05 de Novembro, e o caipira francês turbocharged - Dia 168 de 365 dias dos mais importantes da história do automobilismo

Vinte e oito anos atrás, em 05/11/1989, o GP da Austrália de Fórmula 1 encerrava a temporada de maneira controversa após a célebre batida na prova nipônica, e também marcava a despedida de um francês que foi a cara do esporte nos anos 80.

Nascido em 04 de julho (não, não é o Tom Cruise) de 1948 em Pontcharra, aos pés dos Alpes franceses e no meio do caminho entre Mônaco e Magny-Cours, René Alexandre Arnoux cresceu nessa cidadezinha de menos de 10.000 habitantes. A infância pobre, o jeito tímido e a voz desafinada e com forte sotaque do interior lhe renderam anos de bullying, inclusive dentro do paddock. Mas o francês baixinho e de rosto redondo dava a resposta dentro das pistas.

Arnoux sempre foi um “tête de carburant”, embora tenha demorado a decidir seguir o caminho de piloto profissional. Aos 25 anos comprou um Martini MK11 e foi disputar os campeonatos francês e europeu de Fórmula Renault; o nacional ele venceu tranquilo, e no europeu, após um empate em pontos com Patrick Tambay, ficou com o título por ter maior número de vitórias.

Estes sucessos na temporada de estreia fizeram times maiores ficarem interessados. Arnoux não aceitou correr a temporada completa de 1974 da Fórmula 2 pela Elf, mas participou de uma prova com a equipe para sentir o ambiente, terminando num belo quarto lugar no GP de Nogaro. Em 75 correu e venceu a Fórmula Super Renault, derrotando o então campeão Didier Pironi.

Não dava mais para negar os convites para se tornar um piloto profissional. Para continuar falando a língua de Voltaire, fechou contrato com a Elf e foi ser companheiro de equipe de Jean-Pierre Jabouille, Patrick Tambay e Michel Leclère na Fórmula 2 em 1976. Com a equipe dominando o grid, René venceu quatro das doze provas, mas perdeu o título por um ponto para Jabouille, que foi mais consistente. Arnoux viria a dar o troco no companheiro mais tarde, na Fórmula 1. No ano seguinte, com Jabouille e Tambay na categoria principal, René venceu o campeonato da F2, disputando com Didier Pironi e Eddie Cheever.

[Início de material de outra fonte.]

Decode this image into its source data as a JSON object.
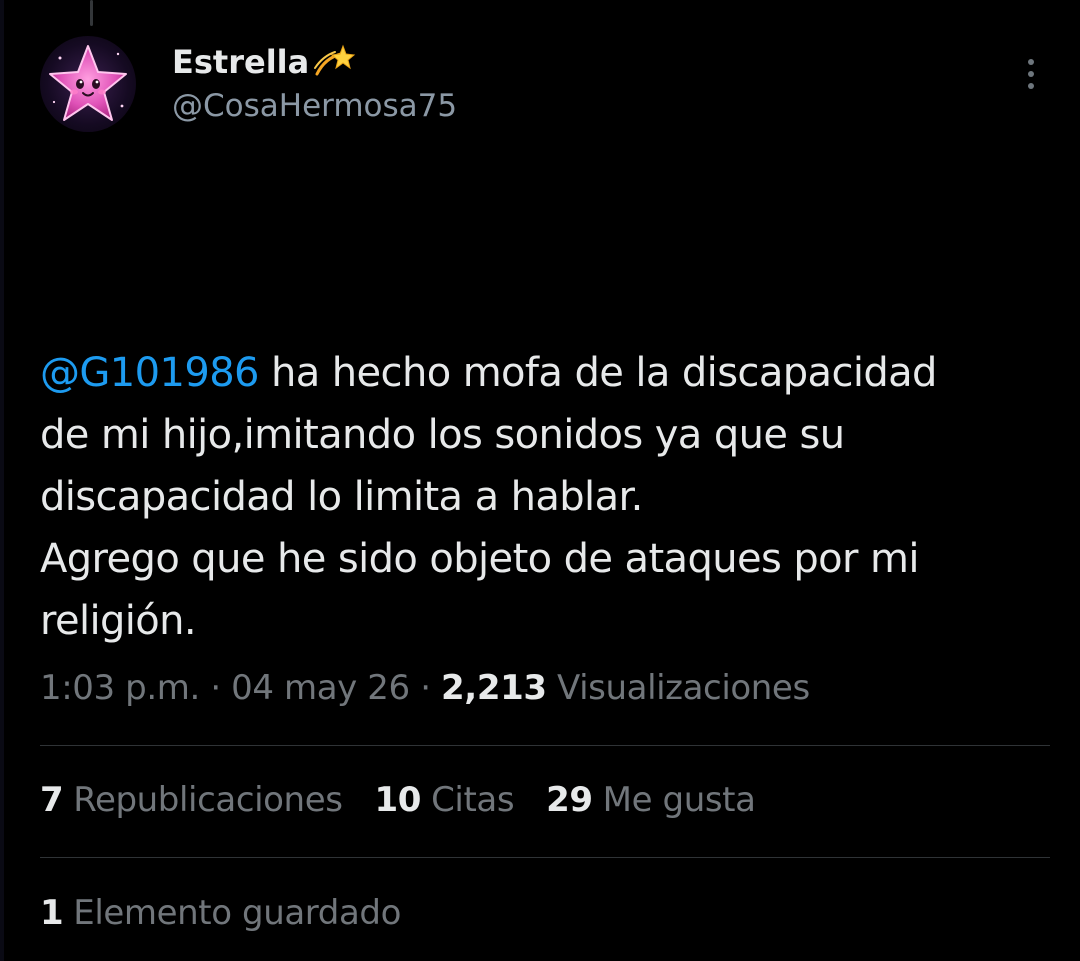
{
  "author": {
    "display_name": "Estrella",
    "name_emoji_icon": "dizzy-star-emoji",
    "handle": "@CosaHermosa75",
    "avatar_icon": "pink-star-character"
  },
  "tweet": {
    "mention": "@G101986",
    "line1_rest": " ha hecho mofa de la discapacidad",
    "line2": "de mi hijo,imitando los sonidos ya que su",
    "line3": "discapacidad lo limita a hablar.",
    "line4": "Agrego que he sido objeto de ataques por mi",
    "line5": "religión."
  },
  "meta": {
    "time": "1:03 p.m.",
    "separator": "·",
    "date": "04 may 26",
    "views_count": "2,213",
    "views_label": "Visualizaciones"
  },
  "stats": {
    "reposts_count": "7",
    "reposts_label": "Republicaciones",
    "quotes_count": "10",
    "quotes_label": "Citas",
    "likes_count": "29",
    "likes_label": "Me gusta"
  },
  "bookmarks": {
    "count": "1",
    "label": "Elemento guardado"
  },
  "colors": {
    "background": "#000000",
    "text_primary": "#e7e9ea",
    "text_secondary": "#71767b",
    "mention": "#1d9bf0",
    "divider": "#2f3336"
  },
  "icons": {
    "more_options": "more-vertical-icon"
  }
}
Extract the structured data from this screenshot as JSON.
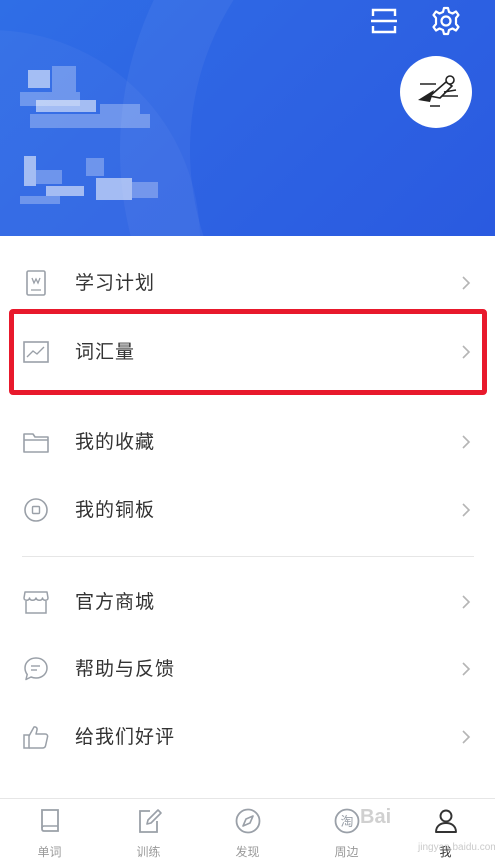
{
  "menu": {
    "group1": [
      {
        "id": "study-plan",
        "label": "学习计划",
        "icon": "book-icon"
      },
      {
        "id": "vocabulary",
        "label": "词汇量",
        "icon": "chart-icon"
      },
      {
        "id": "favorites",
        "label": "我的收藏",
        "icon": "folder-icon"
      },
      {
        "id": "copper",
        "label": "我的铜板",
        "icon": "coin-icon"
      }
    ],
    "group2": [
      {
        "id": "store",
        "label": "官方商城",
        "icon": "store-icon"
      },
      {
        "id": "feedback",
        "label": "帮助与反馈",
        "icon": "chat-icon"
      },
      {
        "id": "rate",
        "label": "给我们好评",
        "icon": "thumbs-up-icon"
      }
    ]
  },
  "nav": {
    "items": [
      {
        "label": "单词",
        "icon": "book-icon"
      },
      {
        "label": "训练",
        "icon": "edit-icon"
      },
      {
        "label": "发现",
        "icon": "compass-icon"
      },
      {
        "label": "周边",
        "icon": "shop-icon"
      },
      {
        "label": "我",
        "icon": "person-icon"
      }
    ],
    "active_index": 4
  },
  "watermark": {
    "text": "Bai",
    "sub": "jingyan.baidu.com"
  },
  "colors": {
    "header": "#2e64e3",
    "highlight": "#e8192c",
    "icon": "#9aa0a8"
  }
}
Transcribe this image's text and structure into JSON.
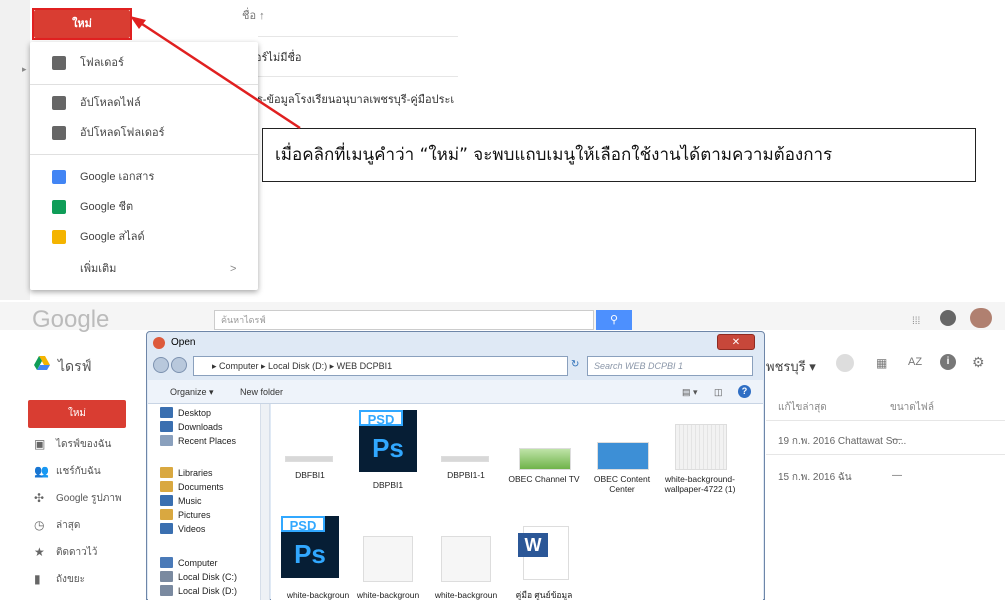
{
  "top": {
    "new_label": "ใหม่",
    "menu": [
      {
        "label": "โฟลเดอร์",
        "icon": "new-folder-icon"
      },
      {
        "label": "อัปโหลดไฟล์",
        "icon": "upload-file-icon"
      },
      {
        "label": "อัปโหลดโฟลเดอร์",
        "icon": "upload-folder-icon"
      },
      {
        "label": "Google เอกสาร",
        "icon": "docs-icon"
      },
      {
        "label": "Google ชีต",
        "icon": "sheets-icon"
      },
      {
        "label": "Google สไลด์",
        "icon": "slides-icon"
      },
      {
        "label": "เพิ่มเติม",
        "icon": "chevron-right-icon",
        "arrow": ">"
      }
    ],
    "list_header": "ชื่อ ↑",
    "list_rows": [
      "เดอร์ไม่มีชื่อ",
      "สาร-ข้อมูลโรงเรียนอนุบาลเพชรบุรี-คู่มือประเ"
    ],
    "callout": "เมื่อคลิกที่เมนูคำว่า  “ใหม่”  จะพบแถบเมนูให้เลือกใช้งานได้ตามความต้องการ"
  },
  "bottom": {
    "logo": "Google",
    "search_placeholder": "ค้นหาไดรฟ์",
    "drive_title": "ไดรฟ์",
    "new_label": "ใหม่",
    "sidebar": [
      {
        "label": "ไดรฟ์ของฉัน",
        "icon": "my-drive-icon"
      },
      {
        "label": "แชร์กับฉัน",
        "icon": "shared-icon"
      },
      {
        "label": "Google รูปภาพ",
        "icon": "photos-icon"
      },
      {
        "label": "ล่าสุด",
        "icon": "recent-icon"
      },
      {
        "label": "ติดดาวไว้",
        "icon": "star-icon"
      },
      {
        "label": "ถังขยะ",
        "icon": "trash-icon"
      }
    ],
    "breadcrumb": "พชรบุรี ▾",
    "col_modified": "แก้ไขล่าสุด",
    "col_size": "ขนาดไฟล์",
    "rows": [
      {
        "modified": "19 ก.พ. 2016 Chattawat So...",
        "size": "—"
      },
      {
        "modified": "15 ก.พ. 2016 ฉัน",
        "size": "—"
      }
    ],
    "dialog": {
      "title": "Open",
      "close": "✕",
      "path": "▸ Computer ▸ Local Disk (D:) ▸ WEB DCPBI1",
      "search_placeholder": "Search WEB DCPBI 1",
      "organize": "Organize ▾",
      "new_folder": "New folder",
      "nav": [
        {
          "label": "Desktop",
          "color": "#3a6fb0"
        },
        {
          "label": "Downloads",
          "color": "#3a6fb0"
        },
        {
          "label": "Recent Places",
          "color": "#8aa0bd"
        },
        {
          "label": "Libraries",
          "color": "#d9a840"
        },
        {
          "label": "Documents",
          "color": "#d9a840"
        },
        {
          "label": "Music",
          "color": "#3a6fb0"
        },
        {
          "label": "Pictures",
          "color": "#d9a840"
        },
        {
          "label": "Videos",
          "color": "#3a6fb0"
        },
        {
          "label": "Computer",
          "color": "#4a7ab8"
        },
        {
          "label": "Local Disk (C:)",
          "color": "#7a8aa0"
        },
        {
          "label": "Local Disk (D:)",
          "color": "#7a8aa0"
        }
      ],
      "files_row1": [
        "DBFBI1",
        "DBPBI1",
        "DBPBI1-1",
        "OBEC Channel TV",
        "OBEC Content Center",
        "white-background-wallpaper-4722 (1)"
      ],
      "files_row2": [
        "",
        "white-backgroun",
        "white-backgroun",
        "white-backgroun",
        "คู่มือ ศูนย์ข้อมูล"
      ],
      "psd_tag": "PSD",
      "psd_letters": "Ps"
    }
  },
  "colors": {
    "new_button": "#d93d32",
    "callout_arrow": "#e02020",
    "ps_bg": "#061e35",
    "ps_text": "#31a8ff"
  }
}
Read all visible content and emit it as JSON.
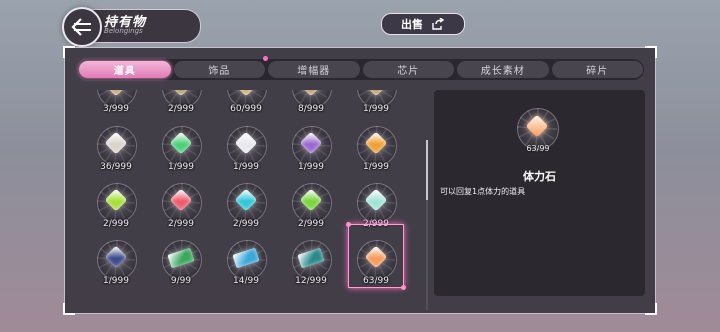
{
  "header": {
    "title": "持有物",
    "subtitle": "Belongings",
    "back_icon": "left-arrow-icon",
    "sell_label": "出售",
    "sell_icon": "export-icon"
  },
  "tabs": [
    {
      "label": "道具",
      "active": true
    },
    {
      "label": "饰品",
      "badge": true
    },
    {
      "label": "增幅器"
    },
    {
      "label": "芯片"
    },
    {
      "label": "成长素材"
    },
    {
      "label": "碎片"
    }
  ],
  "items": [
    {
      "count": "3/999",
      "color": "#c9a77a"
    },
    {
      "count": "2/999",
      "color": "#b9a06a"
    },
    {
      "count": "60/999",
      "color": "#d0b07a"
    },
    {
      "count": "8/999",
      "color": "#c8a072"
    },
    {
      "count": "1/999",
      "color": "#c2a06d"
    },
    {
      "count": "36/999",
      "color": "#d9d4c9"
    },
    {
      "count": "1/999",
      "color": "#4bd07a"
    },
    {
      "count": "1/999",
      "color": "#e8e8ee"
    },
    {
      "count": "1/999",
      "color": "#9a6ad0"
    },
    {
      "count": "1/999",
      "color": "#f0a033"
    },
    {
      "count": "2/999",
      "color": "#a6e03a"
    },
    {
      "count": "2/999",
      "color": "#f05a6a"
    },
    {
      "count": "2/999",
      "color": "#2fc8d8"
    },
    {
      "count": "2/999",
      "color": "#7ad63a"
    },
    {
      "count": "2/999",
      "color": "#9fe4d8"
    },
    {
      "count": "1/999",
      "color": "#3a4a8a"
    },
    {
      "count": "9/99",
      "color": "#3aa860",
      "card": true
    },
    {
      "count": "14/99",
      "color": "#3aa8d8",
      "card": true
    },
    {
      "count": "12/999",
      "color": "#2a8a8a",
      "card": true
    },
    {
      "count": "63/99",
      "color": "#f59a5a",
      "selected": true
    }
  ],
  "detail": {
    "count": "63/99",
    "name": "体力石",
    "description": "可以回复1点体力的道具"
  }
}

Chegava a hora de subir de fase, porém o ano de début de Arnoux na F1 não foi fácil. Começou o campeonato correndo pela Martini, mas o time não conseguiu dinheiro para se manter na disputa até o final. Conseguindo um assento na Surtees para as duas últimas provas do campeonato, o francês só trocou uma equipe falida por outra em falência, e com três nonos lugares o mundo não se impressionou muito com o francês. Tendo fechado as portas de duas equipes já na chegada à categoria, seu futuro era como o de João de Santo Cristo, incerto. Ele pensou em se mudar para F2 Japonesa, porém novamente a Marselhesa falou mais alto.

Renault 1979 em Jarama, no GP da Espanha. FONTE: Pinterest

Seu velho rival Jabouille já vinha desenvolvendo os motores turbo da Renault há dois anos e, pouco antes do início da temporada de 79 lembrou do conterrâneo e achou que o estilo de pilotagem de Arnoux casaria bem com a equipe, que pela primeira vez inscreveria dois carros no campeonato. O time tinha grandes expectativas, porém não foi tão bem no campeonato como queria. A única vitória do ano veio com Jabouille na França, a primeira de um motor turbo na história. Mas foi também nesta prova que Arnoux deu o troco no companheiro de equipe, pois ninguém lembra que Jean-Pierre venceu naquele dia, no que ficou eternizado como A Batalha de Dijon. Trocando de posição com Villeneuve sete vezes nas últimas voltas, René conseguiu seu primeiro pódio com aquele terceiro lugar e um lugar na galeria das lendas do esporte graças ao show. Com mais dois segundos lugares na Inglaterra e nos Estados Unidos, Arnoux terminou o campeonato no oitavo lugar, com 17 pontos, oito à frente de Jabouille.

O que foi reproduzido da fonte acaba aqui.